The technology’s use in video games has contributed to some of its early achievements. For instance, the world was shocked in 2017 when Google DeepMind’s AlphaZero algorithm easily defeated even its most sophisticated computer opponents in chess. This demonstrated the possibility for applying AI’s strategic acumen to other competitive environments, such digital marketing or financial trading. The catch is that other players can invest in AI in real life, unlike in games. As a result, expenditure that would make sense for a single company is detrimental to the group as a whole. Costs will rise in an AI arms race, but the overall revenue won’t change.

One can learn a lesson from the history of quantitative investing. Once investors began to recognize systematic characteristics like momentum and value in the early 1970s, super-normal returns were enjoyed by the few corporations who were prepared to invest in statistical research. However, by the end of the decade, their rivals were also achieving the desired results. All parties remained to bear the costs even after the excess returns were carted off.

There will be more instances of this self-defeating cycle elsewhere.

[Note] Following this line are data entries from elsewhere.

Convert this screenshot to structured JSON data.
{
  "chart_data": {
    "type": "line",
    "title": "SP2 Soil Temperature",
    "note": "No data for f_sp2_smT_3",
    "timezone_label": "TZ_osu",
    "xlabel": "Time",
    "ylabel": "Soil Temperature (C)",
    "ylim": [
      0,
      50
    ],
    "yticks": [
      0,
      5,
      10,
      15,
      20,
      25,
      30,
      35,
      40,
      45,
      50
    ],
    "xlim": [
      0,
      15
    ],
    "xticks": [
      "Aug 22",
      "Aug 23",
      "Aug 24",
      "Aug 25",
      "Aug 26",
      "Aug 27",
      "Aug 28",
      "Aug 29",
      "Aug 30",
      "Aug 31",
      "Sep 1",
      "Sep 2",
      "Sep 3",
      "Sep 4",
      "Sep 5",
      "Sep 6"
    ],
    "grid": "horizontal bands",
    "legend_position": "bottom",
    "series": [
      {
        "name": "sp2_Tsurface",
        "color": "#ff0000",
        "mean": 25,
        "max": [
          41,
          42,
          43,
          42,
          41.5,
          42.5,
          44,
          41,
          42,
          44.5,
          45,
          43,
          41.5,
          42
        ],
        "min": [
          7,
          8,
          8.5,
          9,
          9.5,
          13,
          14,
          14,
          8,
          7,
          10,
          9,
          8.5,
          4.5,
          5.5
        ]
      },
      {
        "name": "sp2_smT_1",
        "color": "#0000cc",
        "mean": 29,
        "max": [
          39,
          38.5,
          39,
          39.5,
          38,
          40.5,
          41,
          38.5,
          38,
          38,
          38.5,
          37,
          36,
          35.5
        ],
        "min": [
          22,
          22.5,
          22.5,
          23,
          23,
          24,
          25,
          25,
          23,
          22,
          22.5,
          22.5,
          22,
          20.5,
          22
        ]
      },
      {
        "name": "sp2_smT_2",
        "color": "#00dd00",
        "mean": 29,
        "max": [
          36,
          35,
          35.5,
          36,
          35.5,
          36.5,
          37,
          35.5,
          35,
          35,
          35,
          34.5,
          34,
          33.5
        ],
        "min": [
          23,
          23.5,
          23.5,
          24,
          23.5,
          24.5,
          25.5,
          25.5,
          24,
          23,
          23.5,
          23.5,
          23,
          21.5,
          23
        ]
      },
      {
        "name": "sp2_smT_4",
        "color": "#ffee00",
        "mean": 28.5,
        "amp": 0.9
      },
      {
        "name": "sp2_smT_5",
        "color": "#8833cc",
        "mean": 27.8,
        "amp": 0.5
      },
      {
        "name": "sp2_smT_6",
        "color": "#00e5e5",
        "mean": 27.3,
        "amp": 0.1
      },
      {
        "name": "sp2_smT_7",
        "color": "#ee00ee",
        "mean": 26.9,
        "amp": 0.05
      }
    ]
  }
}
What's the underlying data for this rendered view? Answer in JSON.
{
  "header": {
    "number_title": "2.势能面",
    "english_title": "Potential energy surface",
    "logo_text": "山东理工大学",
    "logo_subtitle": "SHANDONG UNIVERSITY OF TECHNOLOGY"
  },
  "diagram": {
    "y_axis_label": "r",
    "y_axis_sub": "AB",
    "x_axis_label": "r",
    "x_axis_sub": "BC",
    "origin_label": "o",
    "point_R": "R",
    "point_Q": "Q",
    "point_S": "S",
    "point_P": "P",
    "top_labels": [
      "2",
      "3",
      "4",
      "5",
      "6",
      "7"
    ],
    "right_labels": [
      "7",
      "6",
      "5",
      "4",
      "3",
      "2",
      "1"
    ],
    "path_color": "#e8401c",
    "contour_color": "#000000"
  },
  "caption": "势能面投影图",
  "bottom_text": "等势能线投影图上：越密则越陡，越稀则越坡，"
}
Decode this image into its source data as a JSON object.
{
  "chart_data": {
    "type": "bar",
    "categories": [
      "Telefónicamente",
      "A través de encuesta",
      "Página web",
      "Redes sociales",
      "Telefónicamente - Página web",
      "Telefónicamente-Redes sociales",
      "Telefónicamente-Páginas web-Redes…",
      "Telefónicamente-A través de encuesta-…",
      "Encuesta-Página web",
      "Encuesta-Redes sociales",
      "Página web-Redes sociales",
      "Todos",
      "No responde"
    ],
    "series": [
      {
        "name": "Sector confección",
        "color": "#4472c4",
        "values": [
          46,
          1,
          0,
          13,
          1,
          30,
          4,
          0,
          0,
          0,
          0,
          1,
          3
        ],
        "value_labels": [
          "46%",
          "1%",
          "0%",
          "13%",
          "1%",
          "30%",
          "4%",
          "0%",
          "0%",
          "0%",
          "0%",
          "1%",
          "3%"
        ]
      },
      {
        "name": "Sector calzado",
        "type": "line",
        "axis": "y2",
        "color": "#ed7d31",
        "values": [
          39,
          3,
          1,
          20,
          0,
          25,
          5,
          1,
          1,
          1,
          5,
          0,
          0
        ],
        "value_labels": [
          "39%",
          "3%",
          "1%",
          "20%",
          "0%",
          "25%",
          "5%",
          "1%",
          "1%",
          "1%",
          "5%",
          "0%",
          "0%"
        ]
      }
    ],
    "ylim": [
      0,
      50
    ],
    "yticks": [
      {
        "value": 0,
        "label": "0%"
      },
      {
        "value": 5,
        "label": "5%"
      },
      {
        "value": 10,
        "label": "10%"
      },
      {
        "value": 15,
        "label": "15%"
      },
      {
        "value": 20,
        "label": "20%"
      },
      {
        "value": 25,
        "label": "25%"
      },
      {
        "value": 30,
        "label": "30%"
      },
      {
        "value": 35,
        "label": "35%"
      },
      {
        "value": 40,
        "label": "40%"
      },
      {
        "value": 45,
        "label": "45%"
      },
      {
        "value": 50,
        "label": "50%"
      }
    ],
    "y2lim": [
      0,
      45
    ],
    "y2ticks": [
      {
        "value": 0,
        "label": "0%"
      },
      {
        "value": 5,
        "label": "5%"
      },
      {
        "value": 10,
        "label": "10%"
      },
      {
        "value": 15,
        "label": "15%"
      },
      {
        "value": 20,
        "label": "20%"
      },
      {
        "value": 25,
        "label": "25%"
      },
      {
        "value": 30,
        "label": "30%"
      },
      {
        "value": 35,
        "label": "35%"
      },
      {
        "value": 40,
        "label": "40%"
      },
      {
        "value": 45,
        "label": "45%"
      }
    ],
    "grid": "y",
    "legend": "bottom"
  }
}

The dirty secret of advertising in the analog age was that it was frequently a race to stagnate. In one of the most well-known teaching cases at Harvard Business School, David Yoffie examined the so-called “cola wars” that PepsiCo and Coca-Cola fought between 1975 and the mid-1990s. In 1981 and 1984, Coke increased their advertising budget by twofold. Pepsi followed suit in response. Overall, the two companies’ respective market shares barely changed, despite incurring increased costs. AI has the possibility of bringing the Cola Wars to every sector of the business in the era of digital marketing.

That suggests a fourth aspect of AI that will strike productivity more stealthily. Smaller firms will unavoidably be driven out if an AI arms race requires enormous capital expenditures just to maintain market dominance. Industries are prone to oligopoly. There will usually be less competition. Productivity will plummet, and innovation will suffer even more.

The Nobel Prize-winning economist Robert Solow lamented, “you can see the computer age everywhere but in the productivity statistics,” in 1987. AI’s consequences might become all too obvious very soon, but not in the way that proponents of the technology want.